Note: apologies in advance if this is a duplicate, I didn't find a similar q in my search
Say we have a true parameter p. A confidence interval C(X) is a RV that contains p, say 95% of the time. Now suppose we observe X and compute C(X). The common answer seems to be that it is incorrect to interpret this as having a "95% chance of containing p" since it "either does or it doesn't contain p"
However, let's say I pick a card from the top of a shuffled deck and leave it face down. Intuitively I think of the probability of this card of being the Ace of Spades as 1/52, even though in reality "it either is or it isn't the Ace of Spades." Why can't I apply this reasoning to the example of the confidence interval?
Or if it is not meaningful to talk of the "probability" of the card being the ace of spades since it "is or it isn't", I would still lay 51:1 odds that it isn't the ace of spades. Is there another word to describe this information? How is this concept different than "probability"?
edit: Maybe to be more clear, from a bayesian interpretation of probability, if I'm told that a random variable contains p 95% of the time, given the realization of that random variable (and no other information to condition on) is it correct to say the random variable has a 95% probability of containing p?
edit: also, from a frequentist interpretation of probability, let's say the frequentist agrees not to say anything like "there is a 95% probability that the confidence interval contains p". Is it still logical for a frequentist to have a "confidence" that the confidence interval contains p?

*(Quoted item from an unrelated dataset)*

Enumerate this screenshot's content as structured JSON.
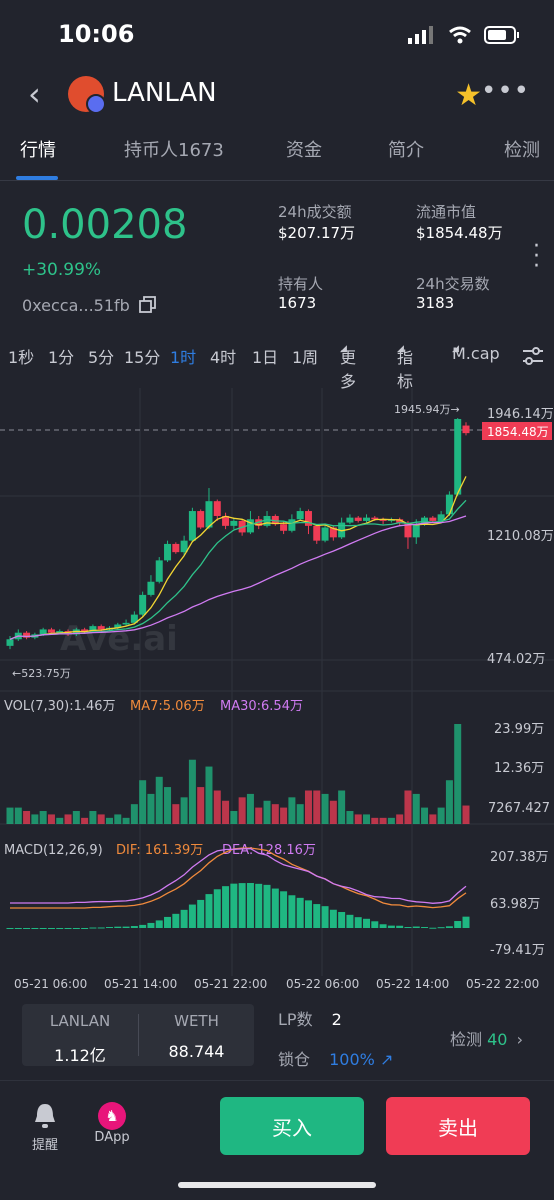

Let alpha be the significance level and let t = 100-alpha. K(t) be the frequentist's "confidence" that the confidence interval contains p. It makes sense that K(t) should be increasing in t. When t = 100%, the frequentist should have certainty (by definition) that the confidence interval contains p, so we can normalize K(1) = 1. Similarly, K(0) = 0. Presumably K(0.95) is somewhere between 0 and 1 and K(0.999999) is greater. In what way would the frequentist consider K different from P (the probability distribution)?